If you are talking to an individual investor, make sure you have milestones that align with your financial projections. Anytime I’ve been able to inform an investor exactly how we plan to produce the projected revenue concisely—and, clearly we’ve gotten the deal done.
-Raoul Davis, Founder at Ascendant Group
4. Know What an Investor Fears
The biggest thing an investor fears isn’t what you think it is. Investing in something that fails isn’t an investor’s biggest concern. The thing an investor truly fears most is missing out on something big. The surest way to land an investor is to convince her that your project is a big opportunity not to be missed out on. The best proof of your opportunity is social proof, specifically by having other respected investors on board. Once you find one eager investor, the rest are easy.
-Corbett Barr, Founder at Insanely Useful Media
5. Be Cocky to Seal the Deal
My team and I are super nice people. We originally walked into investor meetings with a huge smile on our faces and a perfectly practiced pitch. Unfortunately, we found out that nice guys finish last. It wasn’t until we changed our approach that we finally closed our million-dollar round.
Instead of being friendly and nice, we acted cocky and brash, as if the investor was lucky to be meeting with us. Of course, we were still very respectful, but we stayed away from thanking them for the meeting or sounding too eager for their money. We successfully closed investor pitches when we mentally decided that we are the prize and that the investor needs to impress us in order to take the money.
-Jun Loayza, Founder at Tour Woo
6. Communicate Your Milestones to Build Confidence
Potential investors want to know where their money is going and what their investment will help you to accomplish. Perhaps most importantly, they want some assurance that you will wisely use their money to hit milestones that will, in the future, allow you to raise additional money.
Instill your would-be investors with confidence by clearly connecting the dots between their investment and your business goals. Create a compelling narrative that shows that you will be able to accomplish X, Y, and Z with their money—which will most certainly guarantee future investments.
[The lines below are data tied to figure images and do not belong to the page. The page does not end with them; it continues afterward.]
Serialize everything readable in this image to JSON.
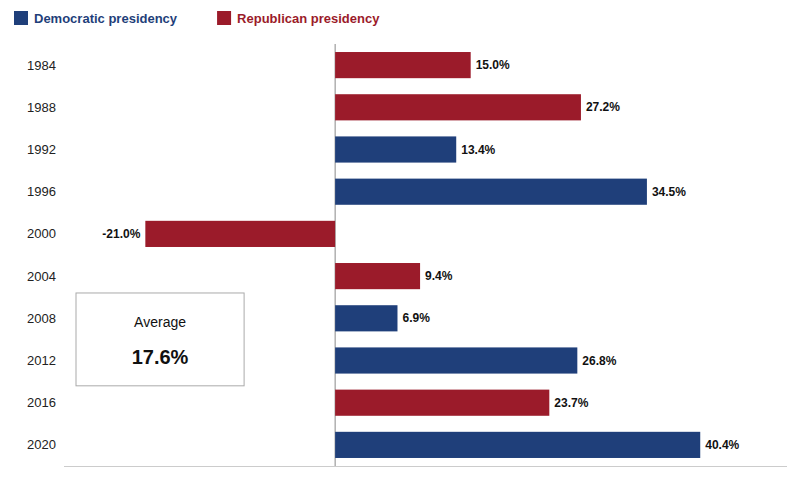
{
  "chart_data": {
    "type": "bar",
    "orientation": "horizontal",
    "categories": [
      "1984",
      "1988",
      "1992",
      "1996",
      "2000",
      "2004",
      "2008",
      "2012",
      "2016",
      "2020"
    ],
    "series": [
      {
        "name": "Democratic presidency",
        "color": "#1F3F7A",
        "values": [
          null,
          null,
          13.4,
          34.5,
          null,
          null,
          6.9,
          26.8,
          null,
          40.4
        ],
        "value_labels": [
          null,
          null,
          "13.4%",
          "34.5%",
          null,
          null,
          "6.9%",
          "26.8%",
          null,
          "40.4%"
        ]
      },
      {
        "name": "Republican presidency",
        "color": "#9B1B2A",
        "values": [
          15.0,
          27.2,
          null,
          null,
          -21.0,
          9.4,
          null,
          null,
          23.7,
          null
        ],
        "value_labels": [
          "15.0%",
          "27.2%",
          null,
          null,
          "-21.0%",
          "9.4%",
          null,
          null,
          "23.7%",
          null
        ]
      }
    ],
    "xlim": [
      -30,
      50
    ],
    "tick_labels": "y",
    "data_labels": true,
    "legend": "top-left",
    "grid": false,
    "annotations": [
      {
        "text": "Average"
      },
      {
        "text": "17.6%"
      }
    ]
  }
}
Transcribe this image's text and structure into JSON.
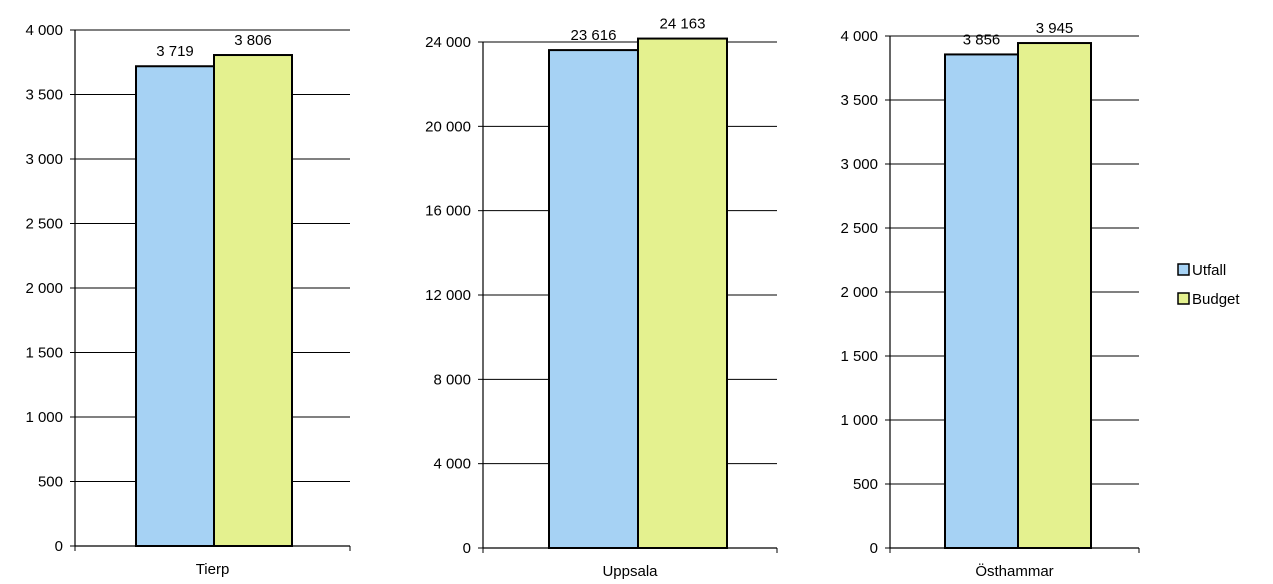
{
  "chart_data": [
    {
      "type": "bar",
      "categories": [
        "Tierp"
      ],
      "series": [
        {
          "name": "Utfall",
          "values": [
            3719
          ],
          "labels": [
            "3 719"
          ]
        },
        {
          "name": "Budget",
          "values": [
            3806
          ],
          "labels": [
            "3 806"
          ]
        }
      ],
      "ylim": [
        0,
        4000
      ],
      "yticks": [
        0,
        500,
        1000,
        1500,
        2000,
        2500,
        3000,
        3500,
        4000
      ],
      "ytick_labels": [
        "0",
        "500",
        "1 000",
        "1 500",
        "2 000",
        "2 500",
        "3 000",
        "3 500",
        "4 000"
      ],
      "grid": true
    },
    {
      "type": "bar",
      "categories": [
        "Uppsala"
      ],
      "series": [
        {
          "name": "Utfall",
          "values": [
            23616
          ],
          "labels": [
            "23 616"
          ]
        },
        {
          "name": "Budget",
          "values": [
            24163
          ],
          "labels": [
            "24 163"
          ]
        }
      ],
      "ylim": [
        0,
        24000
      ],
      "yticks": [
        0,
        4000,
        8000,
        12000,
        16000,
        20000,
        24000
      ],
      "ytick_labels": [
        "0",
        "4 000",
        "8 000",
        "12 000",
        "16 000",
        "20 000",
        "24 000"
      ],
      "grid": true
    },
    {
      "type": "bar",
      "categories": [
        "Östhammar"
      ],
      "series": [
        {
          "name": "Utfall",
          "values": [
            3856
          ],
          "labels": [
            "3 856"
          ]
        },
        {
          "name": "Budget",
          "values": [
            3945
          ],
          "labels": [
            "3 945"
          ]
        }
      ],
      "ylim": [
        0,
        4000
      ],
      "yticks": [
        0,
        500,
        1000,
        1500,
        2000,
        2500,
        3000,
        3500,
        4000
      ],
      "ytick_labels": [
        "0",
        "500",
        "1 000",
        "1 500",
        "2 000",
        "2 500",
        "3 000",
        "3 500",
        "4 000"
      ],
      "grid": true
    }
  ],
  "legend": {
    "placement": "right",
    "items": [
      {
        "label": "Utfall",
        "color": "#a6d2f4"
      },
      {
        "label": "Budget",
        "color": "#e4f18f"
      }
    ]
  },
  "colors": {
    "utfall": "#a6d2f4",
    "budget": "#e4f18f",
    "outline": "#000000"
  }
}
-David Ehrenberg, Founder at Early Growth Financial Services
7. Do All Your Homework
The golden rule for meeting with investors is doing your homework. There are two things you absolutely need to know: which industries they invest in and what prior investments they’ve made. This is really the bare minimum; it’s also nice to know a bit about their personal and professional background: where they went to school, what they’ve been posting about on their blog, and what outside interests they have.
These things will help target the conversation and demonstrate that you’re a professional and have done your research. You need to show these people that you’re a capable and reliable recipient of their money, and solid preparation will help you jump out of the starting gate in good style.
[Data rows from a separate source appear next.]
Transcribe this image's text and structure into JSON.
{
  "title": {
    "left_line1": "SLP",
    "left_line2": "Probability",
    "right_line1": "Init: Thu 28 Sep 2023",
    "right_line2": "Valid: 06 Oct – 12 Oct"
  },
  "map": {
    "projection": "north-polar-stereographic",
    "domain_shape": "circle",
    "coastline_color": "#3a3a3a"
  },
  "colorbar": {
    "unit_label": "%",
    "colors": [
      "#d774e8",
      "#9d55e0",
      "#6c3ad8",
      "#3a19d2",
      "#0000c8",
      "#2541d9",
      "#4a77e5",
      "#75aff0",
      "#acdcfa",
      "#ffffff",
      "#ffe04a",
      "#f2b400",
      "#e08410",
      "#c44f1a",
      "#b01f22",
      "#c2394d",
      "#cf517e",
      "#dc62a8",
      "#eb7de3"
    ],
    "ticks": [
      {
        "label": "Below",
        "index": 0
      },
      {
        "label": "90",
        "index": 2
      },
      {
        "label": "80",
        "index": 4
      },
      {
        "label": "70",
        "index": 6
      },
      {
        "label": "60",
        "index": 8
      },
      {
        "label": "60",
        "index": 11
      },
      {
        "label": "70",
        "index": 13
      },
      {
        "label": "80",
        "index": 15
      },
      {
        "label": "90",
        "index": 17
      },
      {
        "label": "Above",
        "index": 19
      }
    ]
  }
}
-John Harthorne, Founder at MassChallenge
8. Do NOT Talk Valuation
Talking valuation during a pitch is shortsighted for an early-stage investor pitch, and just one of many components that will be discussed at a later stage of the investor discussion. Instead, focus on the team and the technology (you should actually show it to them). Clearly explain the stages of your startup and the reasons why you are requesting a certain dollar figure. Keep the dollar figure on target to a run-rate to achieve your goals through that stage.